Two weeks after my birthday, my high empathy no longer requires me to carry the grief I swam in. I’m preparing a memorial ritual for my Mother's babies. I’ve returned to Pilates and am gathering energy for the coming months.
Body and soul are so generous. What I pray for is delivered. A profound return to health. Spiritual helpers arrive at each step of the way as I listen, play, and honor seasonal needs with more grace, soul energy, and clarity. Concerning inherited grief, I love my Mom deeply and bow to her courageous journey with suffering. I live in gratitude for skills and artfulness as I respond to energetic data that is a challenge to offload. The art of ensoulment is that life-long quest.

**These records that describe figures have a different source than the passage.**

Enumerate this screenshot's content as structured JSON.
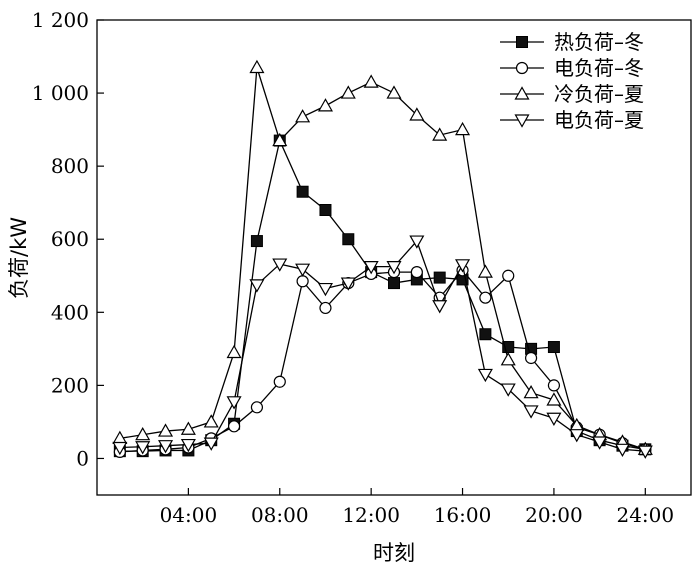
{
  "chart_data": {
    "type": "line",
    "xlabel": "时刻",
    "ylabel": "负荷/kW",
    "xlim": [
      0,
      26
    ],
    "ylim": [
      -100,
      1200
    ],
    "x_ticks": [
      4,
      8,
      12,
      16,
      20,
      24
    ],
    "x_tick_labels": [
      "04:00",
      "08:00",
      "12:00",
      "16:00",
      "20:00",
      "24:00"
    ],
    "y_ticks": [
      0,
      200,
      400,
      600,
      800,
      1000,
      1200
    ],
    "y_tick_labels": [
      "0",
      "200",
      "400",
      "600",
      "800",
      "1 000",
      "1 200"
    ],
    "grid": false,
    "legend_position": "top-right",
    "x": [
      1,
      2,
      3,
      4,
      5,
      6,
      7,
      8,
      9,
      10,
      11,
      12,
      13,
      14,
      15,
      16,
      17,
      18,
      19,
      20,
      21,
      22,
      23,
      24
    ],
    "series": [
      {
        "name": "热负荷–冬",
        "marker": "square-filled",
        "values": [
          20,
          20,
          22,
          22,
          50,
          95,
          595,
          870,
          730,
          680,
          600,
          510,
          480,
          490,
          495,
          490,
          340,
          305,
          300,
          305,
          75,
          50,
          35,
          25
        ]
      },
      {
        "name": "电负荷–冬",
        "marker": "circle-open",
        "values": [
          18,
          22,
          25,
          30,
          55,
          88,
          140,
          210,
          485,
          412,
          480,
          505,
          510,
          510,
          440,
          515,
          440,
          500,
          275,
          200,
          85,
          65,
          42,
          25
        ]
      },
      {
        "name": "冷负荷–夏",
        "marker": "triangle-up-open",
        "values": [
          55,
          65,
          75,
          80,
          100,
          290,
          1070,
          870,
          935,
          965,
          1000,
          1030,
          1000,
          940,
          885,
          900,
          510,
          270,
          180,
          160,
          90,
          65,
          45,
          25
        ]
      },
      {
        "name": "电负荷–夏",
        "marker": "triangle-down-open",
        "values": [
          30,
          32,
          35,
          38,
          42,
          155,
          475,
          532,
          518,
          465,
          480,
          525,
          525,
          595,
          418,
          530,
          230,
          190,
          130,
          110,
          65,
          45,
          25,
          20
        ]
      }
    ]
  }
}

I trust the wisdom of body and soul and know that beauty comes when I do. The best birthday present ever is to play a part in shining the light on resurrecting body and soul on Earth.
Keep dancing!
So much rich learning in your body around this grief and its release. Thank you for all you are sharing here and all you are receiving to move and process it with grace. <3
Thank you for sharing so vulnerably and honestly here. Wow. It is something to recognize our own personal seasons. I'm still very much in this learning as it's hard to push back against a system that seems to demand we're in a continual state of "spring" i.e. growing, producing, extending. For me, a season may linger for as long as a year or sometimes longer. Of late, I've very much been in the flop and the floor and do nothing season. Trying to allow this (with the support of Spirit and Ancestors) as much as possible.